Les actions de la zone euro chutent au début de la guerre en Iran
La guerre en Iran a déclenché une correction de 10% avant que le marché ne trouve un plancher.
Dans un contexte difficile, les actions de la zone euro ont débuté l'année 2026 en forte hausse. L'indice Euro Stoxx, représentant les 300 plus grandes entreprises de la zone euro, a enregistré un excellent début d'année, gagnant 6,7 % en janvier-février avant le début de la guerre en Iran le 27 février. Les marchés actions européens auraient pu être moins favorables étant donné le contexte géopolitique troublé par les crises au Groenland, au Venezuela et maintenant en Iran. Depuis le début de la guerre en Iran, l'indice boursier de la zone euro a d’abord effacé ses gains de l’année avant que l'annonce d'un cessez-le-feu de deux semaines ne déclenche un rebond marqué, qui semble attribuable à des flux de couverture de positions vendeuses.

En comparant la trajectoire des prix des actions en 2026 avec celle des 25 dernières années, la performance du marché boursier européen apparait bénigne, même avant le cessez-le-feu. La fourchette des variations des prix depuis le début de l'année est réduite par rapport aux années précédentes, avec un recul maximum de seulement -4,3 % par rapport à la clôture de 2025.
Un choc pétrolier, plutôt qu'un choc énergétique généralisé
Les prix du pétrole restent sous pression mais le gaz et l’électricité sont restés relativement stables.
Le choc significatif sur les prix de l'énergie a pesé sur les prix des actions, mais le recul du marché a été ordonné. Par ailleurs, les enquêtes disponibles en mars ont montré une forme de résilience de l’économie, même si les entreprises de la zone euro rapportent des coûts de production plus élevés. Les importations d'énergie représentent environ les deux tiers de la consommation d'énergie de la zone euro (selon la Banque Mondiale). En 2022, l'invasion russe de l'Ukraine avait provoqué une perturbation sans précédent de l'approvisionnement en gaz, une forte hausse des prix du brut et, par conséquent, une flambée des prix de l'électricité (notamment en Allemagne). Cette fois-ci, l'augmentation des prix du gaz a été moins prononcée, avec des sommets autour de 50 €/MWh par rapport à des pics répétés supérieurs à 200 €/MWh il y a quatre ans. Les importations en provenance du Qatar. Les prix du charbon, qui dictent le coût marginal de l'électricité dans certaines régions d'Allemagne, ont également peu évolué. Par conséquent, la crise pétrolière ne s'est pas étendue à une crise énergétique généralisée. La reprise de la production d'électricité nucléaire en France a aussi contribué à amortir l'augmentation des coûts énergétiques importés.

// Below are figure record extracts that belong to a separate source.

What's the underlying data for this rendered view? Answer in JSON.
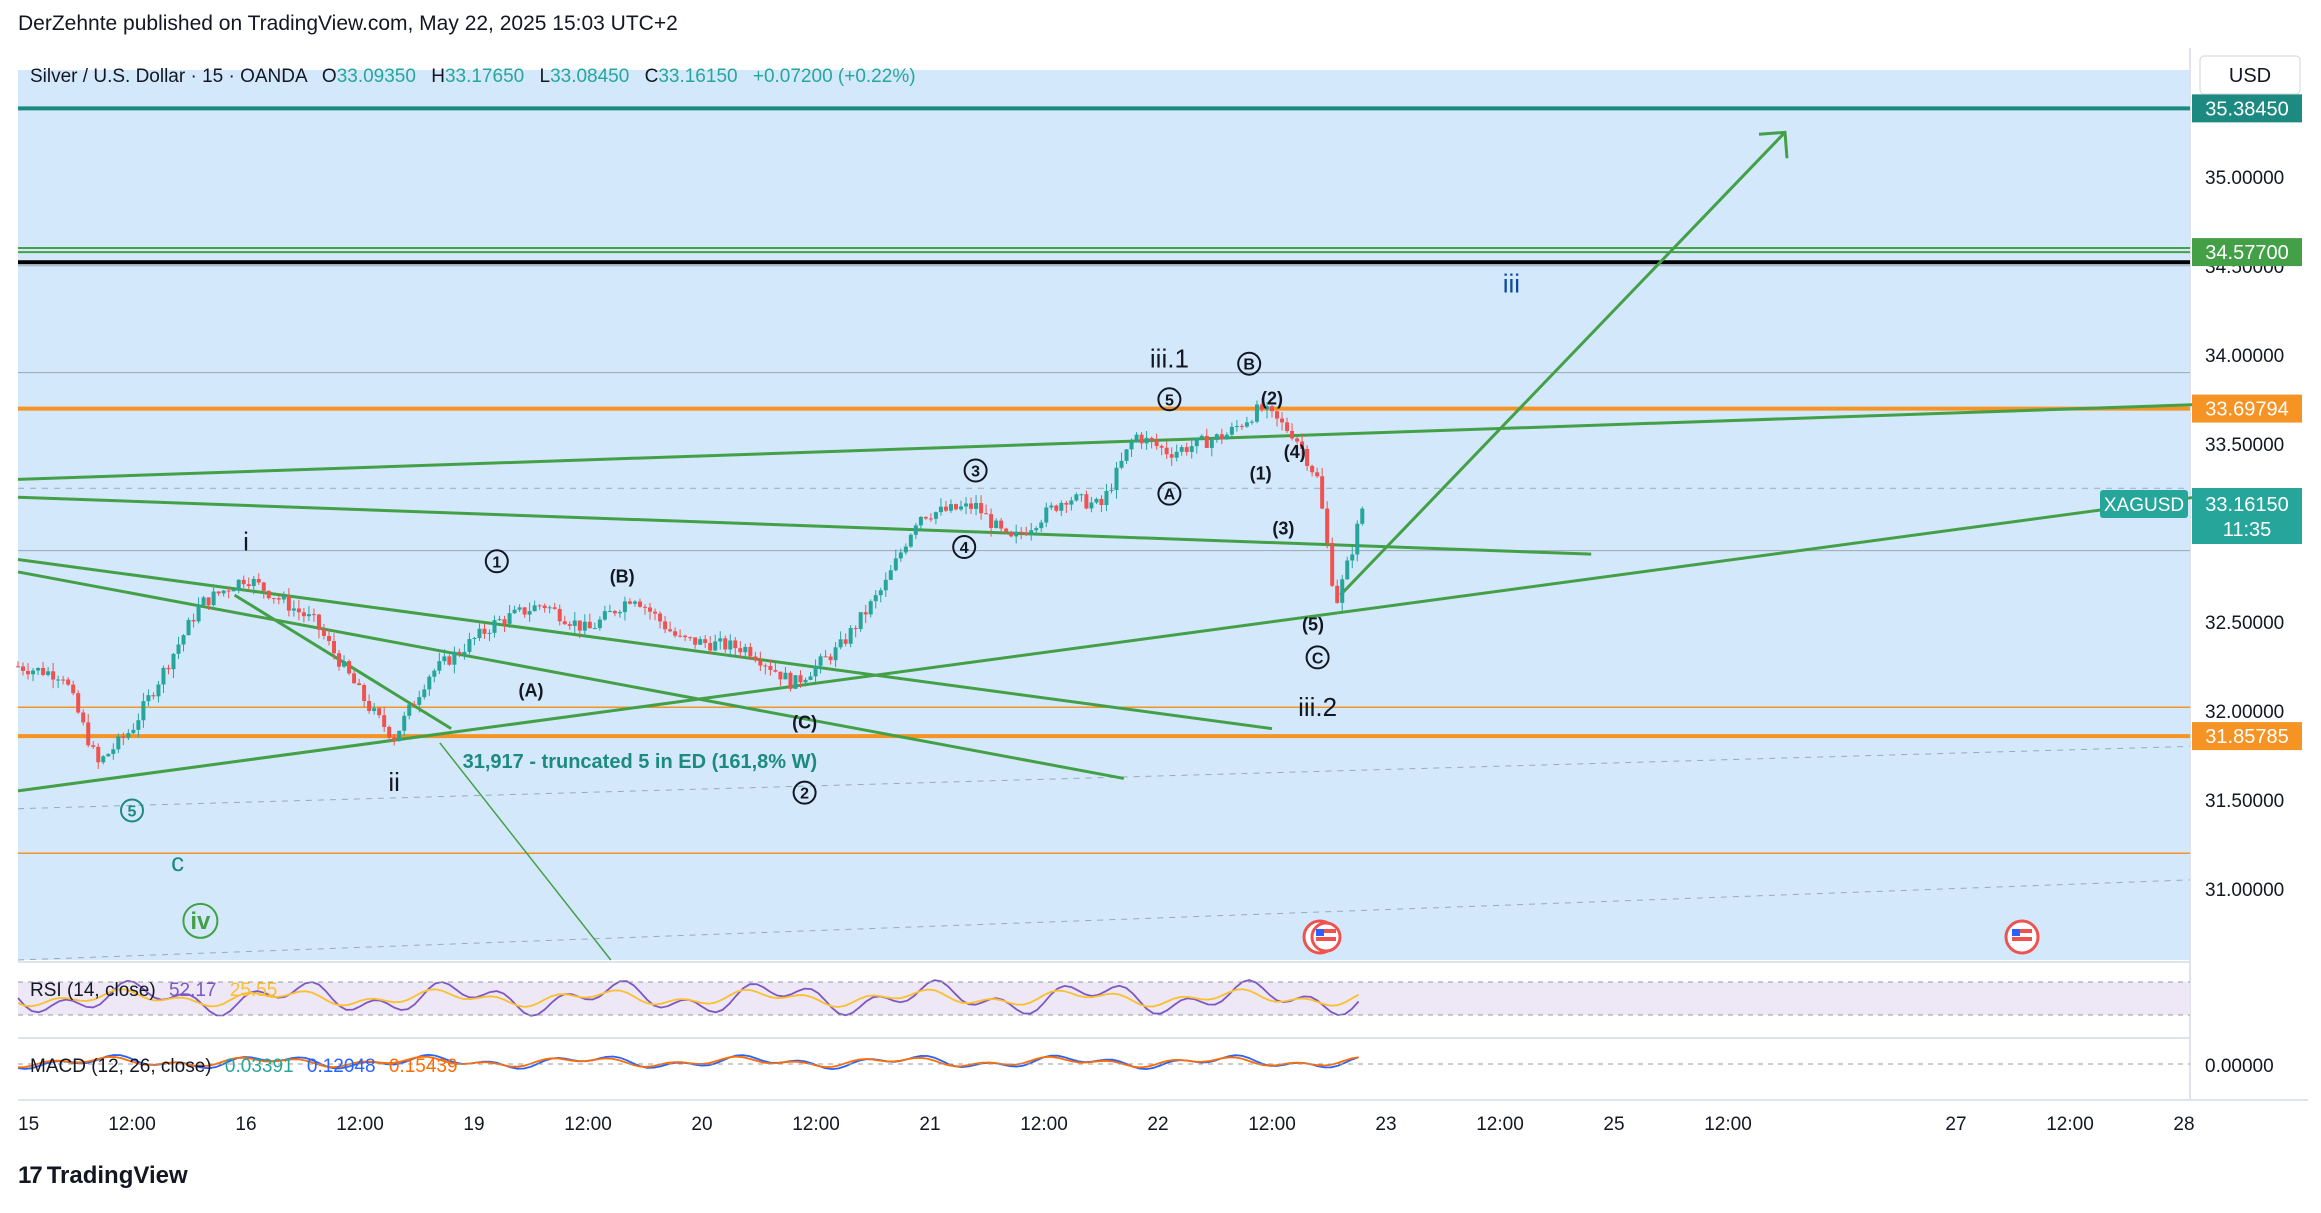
{
  "header": {
    "published": "DerZehnte published on TradingView.com, May 22, 2025 15:03 UTC+2"
  },
  "legend": {
    "symbol": "Silver / U.S. Dollar · 15 · OANDA",
    "o_label": "O",
    "o": "33.09350",
    "h_label": "H",
    "h": "33.17650",
    "l_label": "L",
    "l": "33.08450",
    "c_label": "C",
    "c": "33.16150",
    "change": "+0.07200 (+0.22%)"
  },
  "currency": "USD",
  "colors": {
    "background_zone": "#d4e8fb",
    "green": "#43a047",
    "orange": "#f59324",
    "teal": "#26a69a",
    "dark_teal": "#1c8a80",
    "black": "#000000",
    "rsi": "#7e57c2",
    "rsi_ma": "#fbc02d",
    "macd": "#2962ff",
    "signal": "#ff6d00",
    "up": "#26a69a",
    "down": "#ef5350"
  },
  "price_labels": [
    {
      "value": "35.38450",
      "color": "#1c8a80"
    },
    {
      "value": "34.57700",
      "color": "#43a047"
    },
    {
      "value": "33.69794",
      "color": "#f59324"
    },
    {
      "value": "31.85785",
      "color": "#f59324"
    }
  ],
  "last_price": {
    "symbol": "XAGUSD",
    "value": "33.16150",
    "countdown": "11:35",
    "color": "#26a69a"
  },
  "chart_data": {
    "type": "candlestick",
    "title": "Silver / U.S. Dollar · 15 · OANDA",
    "y_ticks": [
      "35.00000",
      "34.50000",
      "34.00000",
      "33.50000",
      "32.50000",
      "32.00000",
      "31.50000",
      "31.00000"
    ],
    "y_tick_values": [
      35.0,
      34.5,
      34.0,
      33.5,
      32.5,
      32.0,
      31.5,
      31.0
    ],
    "ylim": [
      30.6,
      35.6
    ],
    "x_ticks": [
      "15",
      "12:00",
      "16",
      "12:00",
      "19",
      "12:00",
      "20",
      "12:00",
      "21",
      "12:00",
      "22",
      "12:00",
      "23",
      "12:00",
      "25",
      "12:00",
      "27",
      "12:00",
      "28"
    ],
    "x_tick_slots": [
      0,
      0.5,
      1,
      1.5,
      2,
      2.5,
      3,
      3.5,
      4,
      4.5,
      5,
      5.5,
      6,
      6.5,
      7,
      7.5,
      8.5,
      9,
      9.5
    ],
    "price_path": [
      [
        0.0,
        32.25
      ],
      [
        0.2,
        32.2
      ],
      [
        0.35,
        31.7
      ],
      [
        0.5,
        31.9
      ],
      [
        0.8,
        32.6
      ],
      [
        1.0,
        32.75
      ],
      [
        1.3,
        32.5
      ],
      [
        1.55,
        32.0
      ],
      [
        1.65,
        31.85
      ],
      [
        1.8,
        32.2
      ],
      [
        2.1,
        32.5
      ],
      [
        2.3,
        32.6
      ],
      [
        2.5,
        32.45
      ],
      [
        2.7,
        32.65
      ],
      [
        2.9,
        32.4
      ],
      [
        3.2,
        32.35
      ],
      [
        3.4,
        32.15
      ],
      [
        3.6,
        32.35
      ],
      [
        3.8,
        32.7
      ],
      [
        3.95,
        33.1
      ],
      [
        4.2,
        33.15
      ],
      [
        4.35,
        32.95
      ],
      [
        4.6,
        33.2
      ],
      [
        4.75,
        33.15
      ],
      [
        4.9,
        33.55
      ],
      [
        5.05,
        33.45
      ],
      [
        5.3,
        33.55
      ],
      [
        5.45,
        33.7
      ],
      [
        5.6,
        33.55
      ],
      [
        5.7,
        33.3
      ],
      [
        5.78,
        32.6
      ],
      [
        5.85,
        32.9
      ],
      [
        5.9,
        33.16
      ]
    ],
    "levels": [
      {
        "value": 35.3845,
        "color": "#1c8a80",
        "style": "solid-thick"
      },
      {
        "value": 34.577,
        "color": "#43a047",
        "style": "solid"
      },
      {
        "value": 34.52,
        "color": "#000000",
        "style": "solid-thick"
      },
      {
        "value": 33.69794,
        "color": "#f59324",
        "style": "solid-thick"
      },
      {
        "value": 31.85785,
        "color": "#f59324",
        "style": "solid-thick"
      },
      {
        "value": 32.02,
        "color": "#f59324",
        "style": "thin"
      },
      {
        "value": 31.2,
        "color": "#f59324",
        "style": "thin"
      }
    ],
    "wave_labels": [
      {
        "text": "i",
        "slot": 1.0,
        "y": 32.9
      },
      {
        "text": "ii",
        "slot": 1.65,
        "y": 31.55
      },
      {
        "text": "iii.1",
        "slot": 5.05,
        "y": 33.93
      },
      {
        "text": "iii.2",
        "slot": 5.7,
        "y": 31.97
      },
      {
        "text": "iii",
        "slot": 6.55,
        "y": 34.35
      },
      {
        "text": "(A)",
        "slot": 2.25,
        "y": 32.08
      },
      {
        "text": "(B)",
        "slot": 2.65,
        "y": 32.72
      },
      {
        "text": "(C)",
        "slot": 3.45,
        "y": 31.9
      },
      {
        "text": "(1)",
        "slot": 5.45,
        "y": 33.3
      },
      {
        "text": "(2)",
        "slot": 5.5,
        "y": 33.72
      },
      {
        "text": "(3)",
        "slot": 5.55,
        "y": 32.99
      },
      {
        "text": "(4)",
        "slot": 5.6,
        "y": 33.42
      },
      {
        "text": "(5)",
        "slot": 5.68,
        "y": 32.45
      },
      {
        "text": "c",
        "slot": 0.7,
        "y": 31.1
      }
    ],
    "circled_labels": [
      {
        "text": "5",
        "slot": 0.5,
        "y": 31.44,
        "color": "#1c8a80"
      },
      {
        "text": "1",
        "slot": 2.1,
        "y": 32.84,
        "color": "#131722"
      },
      {
        "text": "2",
        "slot": 3.45,
        "y": 31.54,
        "color": "#131722"
      },
      {
        "text": "3",
        "slot": 4.2,
        "y": 33.35,
        "color": "#131722"
      },
      {
        "text": "4",
        "slot": 4.15,
        "y": 32.92,
        "color": "#131722"
      },
      {
        "text": "5",
        "slot": 5.05,
        "y": 33.75,
        "color": "#131722"
      },
      {
        "text": "A",
        "slot": 5.05,
        "y": 33.22,
        "color": "#131722"
      },
      {
        "text": "B",
        "slot": 5.4,
        "y": 33.95,
        "color": "#131722"
      },
      {
        "text": "C",
        "slot": 5.7,
        "y": 32.3,
        "color": "#131722"
      },
      {
        "text": "iv",
        "slot": 0.8,
        "y": 30.82,
        "color": "#43a047"
      }
    ],
    "annotation": {
      "text": "31,917 - truncated 5 in ED (161,8% W)",
      "slot": 1.95,
      "y": 31.68,
      "color": "#1c8a80"
    },
    "trendlines": [
      {
        "from": [
          0.0,
          31.55
        ],
        "to": [
          9.55,
          33.2
        ],
        "color": "#43a047"
      },
      {
        "from": [
          0.0,
          33.2
        ],
        "to": [
          6.9,
          32.88
        ],
        "color": "#43a047"
      },
      {
        "from": [
          0.0,
          32.85
        ],
        "to": [
          5.5,
          31.9
        ],
        "color": "#43a047"
      },
      {
        "from": [
          0.0,
          32.78
        ],
        "to": [
          4.85,
          31.62
        ],
        "color": "#43a047"
      },
      {
        "from": [
          0.95,
          32.65
        ],
        "to": [
          1.9,
          31.9
        ],
        "color": "#43a047"
      },
      {
        "from": [
          0.0,
          33.3
        ],
        "to": [
          9.55,
          33.72
        ],
        "color": "#43a047"
      }
    ],
    "arrow": {
      "from": [
        5.8,
        32.65
      ],
      "to": [
        7.75,
        35.25
      ],
      "color": "#43a047"
    }
  },
  "rsi": {
    "label": "RSI (14, close)",
    "value": "52.17",
    "ma": "25.55"
  },
  "macd": {
    "label": "MACD (12, 26, close)",
    "v1": "0.03391",
    "v2": "0.12048",
    "v3": "0.15439",
    "zero": "0.00000"
  },
  "footer": {
    "brand": "TradingView"
  }
}
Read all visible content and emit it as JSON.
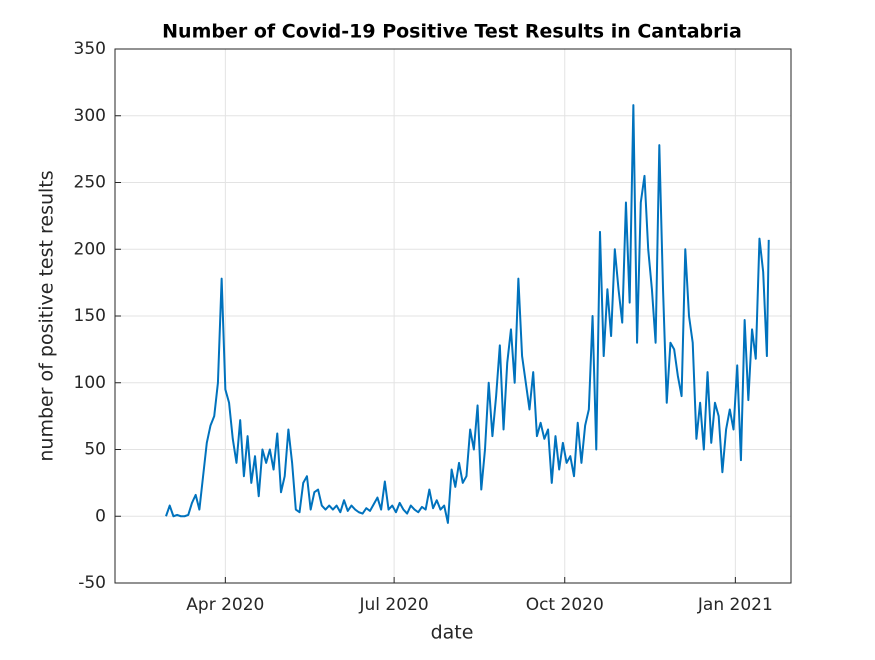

La stabilité de la performance des actions dépendra de la capacité des entreprises à répercuter l'augmentation des coûts de production. Les perspectives actuelles de bénéfices restent bien orientées. L'estimation du consensus de Bloomberg pour le bénéfice par action (BPA) à 12 mois de l'indice Euro Stoxx s'élève à 41,94 points d'indice, soit une croissance de 15,7 % par rapport au BPA constaté sur les 12 derniers mois. Le consensus peut sembler optimiste et ne pas tenir compte pleinement de l'impact de la guerre en Iran. Nos prévisions intègrent une croissance plus modérée de l’ordre de 9 % cette année.
Révisions de BPA modestes avant le début de la saison des résultats.
Au cours des 3 derniers mois et à l'approche de la saison des résultats, des révisions à la baisse des bénéfices prévus ont eu lieu. Les secteurs cycliques sont les plus touchés. Les résultats des entreprises automobiles ont été révisés à la baisse d'environ 15 %, tandis que les secteurs de la chimie, de l'industrie et des produits de consommation ont connu des réductions de 3 à 6 % de leurs estimations de BPA. Inversement, le secteur du pétrole et du gaz bénéficie de fortes améliorations de ses perspectives de bénéfices (+25 %). Les entreprises agroalimentaires, les banques et la technologie enregistrent des révisions à la hausse plus modestes. Comme le montre le graphique ci-dessus, la performance des actions sur 3 mois n'est pas toujours alignée avec les ajustements récents des prévisions de BPA.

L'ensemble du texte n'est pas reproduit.